Fast Exact Search in Hamming Space with Multi-Index Hashing
Version 1.0 - Updated on Aug 21, 2012.
This is a C++/matlab implementation of the Multi-Index Hashing (MIH)
algorithm [1] for fast exact nearest neighbor search in Hamming distance
on binary codes. By using this code, one can reproduce most of the
results explained in the paper on 1 billion and 80 million
datasets. This implementation improves the storage efficiency of our
previous implementation described in the paper by utilizing sparse
hash tables.
You can download the latest version of our code
from github.com/norouzi/mih.
Reference
[1] An extended version of the conference paper,
arxiv.org/abs/1307.2982
[2] Fast Search in Hamming Space with Multi-Index Hashing,
Mohammad Norouzi, Ali Punjani, David Fleet,
IEEE Computer Vision and Pattern Recognition (CVPR), 2012. [pdf]

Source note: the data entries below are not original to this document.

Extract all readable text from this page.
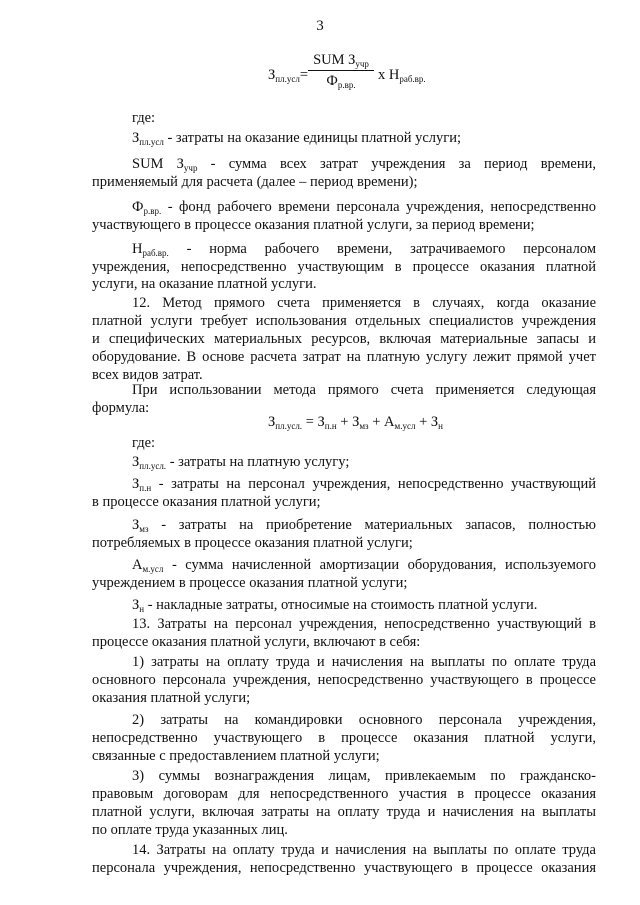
3
$З_{пл.усл}=$
SUM $З_{учр}$
$Ф_{р.вр.}$
x $Н_{раб.вр.}$
где:
$З_{пл.усл}$ - затраты на оказание единицы платной услуги;
SUM $З_{учр}$ - сумма всех затрат учреждения за период времени,
применяемый для расчета (далее – период времени);
$Ф_{р.вр.}$ - фонд рабочего времени персонала учреждения, непосредственно
участвующего в процессе оказания платной услуги, за период времени;
$Н_{раб.вр.}$ - норма рабочего времени, затрачиваемого персоналом
учреждения, непосредственно участвующим в процессе оказания платной
услуги, на оказание платной услуги.
12. Метод прямого счета применяется в случаях, когда оказание
платной услуги требует использования отдельных специалистов учреждения
и специфических материальных ресурсов, включая материальные запасы и
оборудование. В основе расчета затрат на платную услугу лежит прямой учет
всех видов затрат.
При использовании метода прямого счета применяется следующая
формула:
$З_{пл.усл.} = З_{п.н} + З_{мз} + А_{м.усл} + З_н$
где:
$З_{пл.усл.}$ - затраты на платную услугу;
$З_{п.н}$ - затраты на персонал учреждения, непосредственно участвующий
в процессе оказания платной услуги;
$З_{мз}$ - затраты на приобретение материальных запасов, полностью
потребляемых в процессе оказания платной услуги;
$А_{м.усл}$ - сумма начисленной амортизации оборудования, используемого
учреждением в процессе оказания платной услуги;
$З_н$ - накладные затраты, относимые на стоимость платной услуги.
13. Затраты на персонал учреждения, непосредственно участвующий в
процессе оказания платной услуги, включают в себя:
1) затраты на оплату труда и начисления на выплаты по оплате труда
основного персонала учреждения, непосредственно участвующего в процессе
оказания платной услуги;
2) затраты на командировки основного персонала учреждения,
непосредственно участвующего в процессе оказания платной услуги,
связанные с предоставлением платной услуги;
3) суммы вознаграждения лицам, привлекаемым по гражданско-
правовым договорам для непосредственного участия в процессе оказания
платной услуги, включая затраты на оплату труда и начисления на выплаты
по оплате труда указанных лиц.
14. Затраты на оплату труда и начисления на выплаты по оплате труда
персонала учреждения, непосредственно участвующего в процессе оказания
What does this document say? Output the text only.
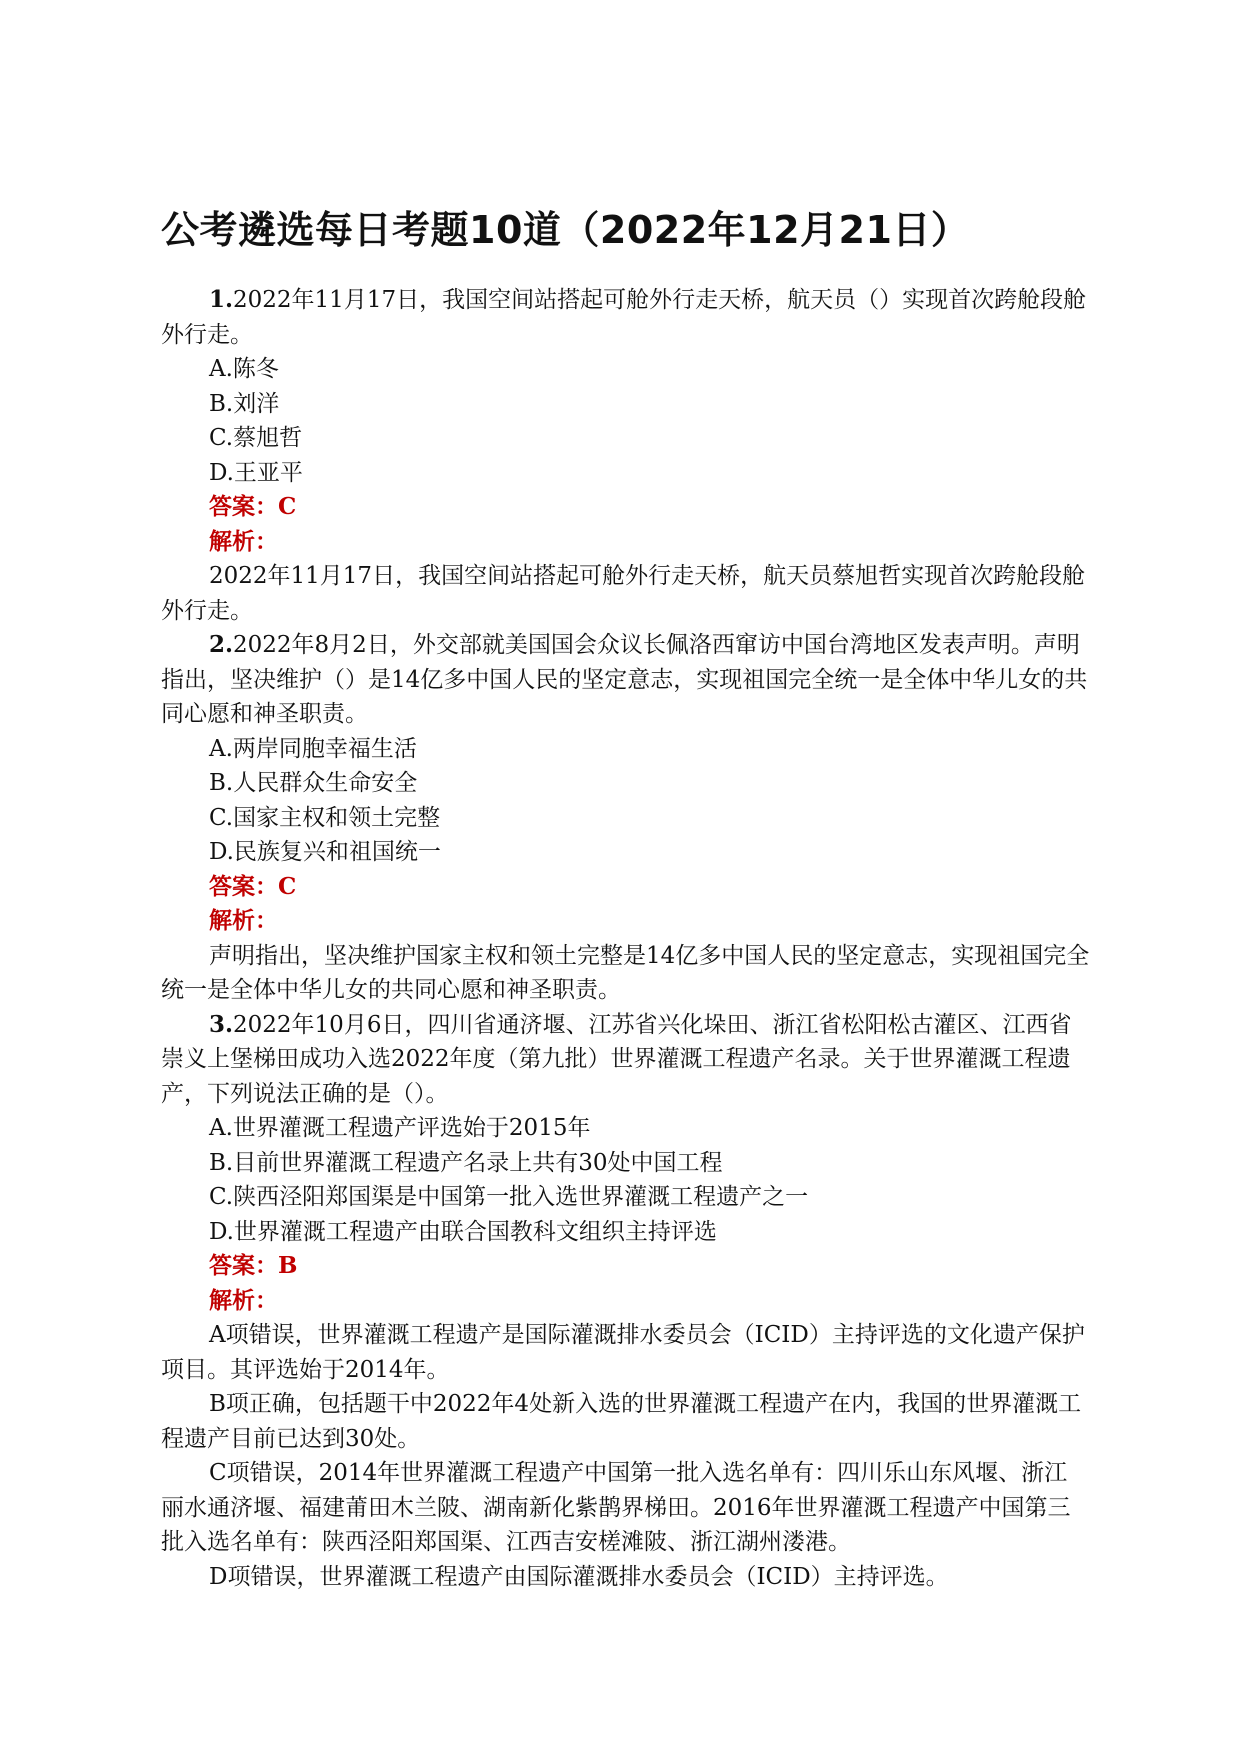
公考遴选每日考题10道（2022年12月21日）

1.2022年11月17日，我国空间站搭起可舱外行走天桥，航天员（）实现首次跨舱段舱外行走。

A.陈冬

B.刘洋

C.蔡旭哲

D.王亚平

答案：C

解析：

2022年11月17日，我国空间站搭起可舱外行走天桥，航天员蔡旭哲实现首次跨舱段舱外行走。

2.2022年8月2日，外交部就美国国会众议长佩洛西窜访中国台湾地区发表声明。声明指出，坚决维护（）是14亿多中国人民的坚定意志，实现祖国完全统一是全体中华儿女的共同心愿和神圣职责。

A.两岸同胞幸福生活

B.人民群众生命安全

C.国家主权和领土完整

D.民族复兴和祖国统一

答案：C

解析：

声明指出，坚决维护国家主权和领土完整是14亿多中国人民的坚定意志，实现祖国完全统一是全体中华儿女的共同心愿和神圣职责。

3.2022年10月6日，四川省通济堰、江苏省兴化垛田、浙江省松阳松古灌区、江西省崇义上堡梯田成功入选2022年度（第九批）世界灌溉工程遗产名录。关于世界灌溉工程遗产，下列说法正确的是（）。

A.世界灌溉工程遗产评选始于2015年

B.目前世界灌溉工程遗产名录上共有30处中国工程

C.陕西泾阳郑国渠是中国第一批入选世界灌溉工程遗产之一

D.世界灌溉工程遗产由联合国教科文组织主持评选

答案：B

解析：

A项错误，世界灌溉工程遗产是国际灌溉排水委员会（ICID）主持评选的文化遗产保护项目。其评选始于2014年。

B项正确，包括题干中2022年4处新入选的世界灌溉工程遗产在内，我国的世界灌溉工程遗产目前已达到30处。

C项错误，2014年世界灌溉工程遗产中国第一批入选名单有：四川乐山东风堰、浙江丽水通济堰、福建莆田木兰陂、湖南新化紫鹊界梯田。2016年世界灌溉工程遗产中国第三批入选名单有：陕西泾阳郑国渠、江西吉安槎滩陂、浙江湖州溇港。

D项错误，世界灌溉工程遗产由国际灌溉排水委员会（ICID）主持评选。
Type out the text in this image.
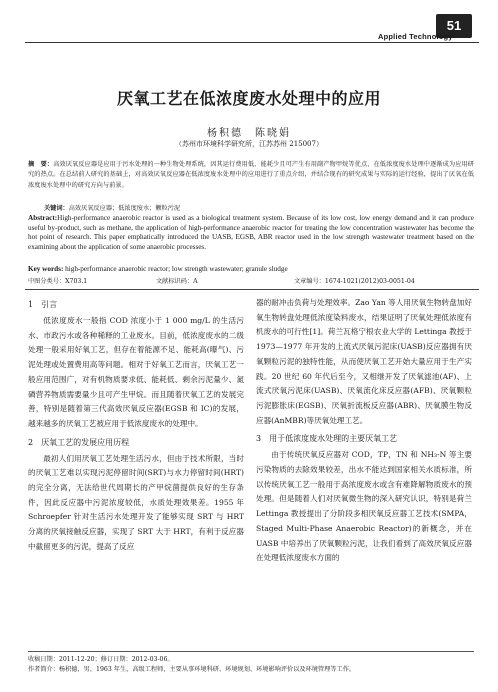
51
Applied Technology
厌氧工艺在低浓度废水处理中的应用
杨积德　陈晓娟
（苏州市环境科学研究所，江苏苏州 215007）
摘　要：高效厌氧反应器是应用于污水处理的一种生物处理系统，因其运行费用低、能耗少且可产生有用副产物甲烷等优点，在低浓度废水处理中逐渐成为应用研究的热点。在总结前人研究的基础上，对高效厌氧反应器在低浓度废水处理中的应用进行了重点介绍，并结合现有的研究成果与实际的运行经验，提出了厌氧在低浓度废水处理中的研究方向与前景。
关键词：高效厌氧反应器；低浓度废水；颗粒污泥
Abstract:High-performance anaerobic reactor is used as a biological treatment system. Because of its low cost, low energy demand and it can produce useful by-product, such as methane, the application of high-performance anaerobic reactor for treating the low concentration wastewater has become the hot point of research. This paper emphatically introduced the UASB, EGSB, ABR reactor used in the low strength wastewater treatment based on the examining about the application of some anaerobic processes.
Key words: high-performance anaerobic reactor; low strength wastewater; granule sludge
中图分类号：X703.1	文献标识码：A	文章编号：1674-1021(2012)03-0051-04
1　引言

低浓度废水一般指 COD 浓度小于 1 000 mg/L 的生活污水、市政污水或各种稀释的工业废水。目前，低浓度废水的二级处理一般采用好氧工艺，但存在着能源不足、能耗高(曝气)、污泥处理或处置费用高等问题。相对于好氧工艺而言，厌氧工艺一般应用范围广，对有机物质要求低、能耗低、剩余污泥量少、氮磷营养物质需要量少且可产生甲烷。而且随着厌氧工艺的发展完善，特别是随着第三代高效厌氧反应器(EGSB 和 IC)的发展，越来越多的厌氧工艺被应用于低浓度废水的处理中。

2　厌氧工艺的发展应用历程

最初人们用厌氧工艺处理生活污水，但由于技术所限，当时的厌氧工艺难以实现污泥停留时间(SRT)与水力停留时间(HRT)的完全分离，无法给世代周期长的产甲烷菌提供良好的生存条件，因此反应器中污泥浓度较低，水质处理效果差。1955 年 Schroepfer 针对生活污水处理开发了能够实现 SRT 与 HRT 分离的厌氧接触反应器，实现了 SRT 大于 HRT，有利于反应器中截留更多的污泥，提高了反应

器的耐冲击负荷与处理效率。Zao Yan 等人用厌氧生物转盘加好氧生物转盘处理低浓度染料废水，结果证明了厌氧处理低浓度有机废水的可行性[1]。荷兰瓦格宁根农业大学的 Lettinga 教授于 1973—1977 年开发的上流式厌氧污泥床(UASB)反应器拥有厌氧颗粒污泥的独特性能，从而使厌氧工艺开始大量应用于生产实践。20 世纪 60 年代后至今，又相继开发了厌氧滤池(AF)、上流式厌氧污泥床(UASB)、厌氧流化床反应器(AFB)、厌氧颗粒污泥膨胀床(EGSB)、厌氧折流板反应器(ABR)、厌氧膜生物反应器(AnMBR)等厌氧处理工艺。

3　用于低浓度废水处理的主要厌氧工艺

由于传统厌氧反应器对 COD，TP，TN 和 NH₃-N 等主要污染物质的去除效果较差，出水不能达到国家相关水质标准，所以传统厌氧工艺一般用于高浓度废水或含有难降解物质废水的预处理。但是随着人们对厌氧微生物的深入研究认识，特别是荷兰 Lettinga 教授提出了分阶段多相厌氧反应器工艺技术(SMPA，Staged Multi-Phase Anaerobic Reactor)的新概念，并在 UASB 中培养出了厌氧颗粒污泥，让我们看到了高效厌氧反应器在处理低浓度废水方面的

收稿日期：2011-12-20；修订日期：2012-03-06。
作者简介：杨积德，男，1963 年生，高级工程师，主要从事环境科研、环境规划、环境影响评价以及环境管理等工作。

Abstract: There has been growing interest in mapping image data onto
compact binary codes for fast near neighbor search in vision
applications. Although binary codes are motivated by their use as
direct indices (addresses) into a hash table, codes longer than 32
bits are not being used in this way, as it was thought to be
ineffective. We introduce a rigorous way to build multiple hash tables
on binary code substrings that enables exact K-nearest neighbor search
in Hamming space. The algorithm is straightforward to implement,
storage efficient, and it has sub-linear run-time behavior for
uniformly distributed codes. Empirical results show dramatic speed-ups
over a linear scan baseline and for datasets with up to one billion
items, 64- or 128-bit codes, and search radii up to 25 bits.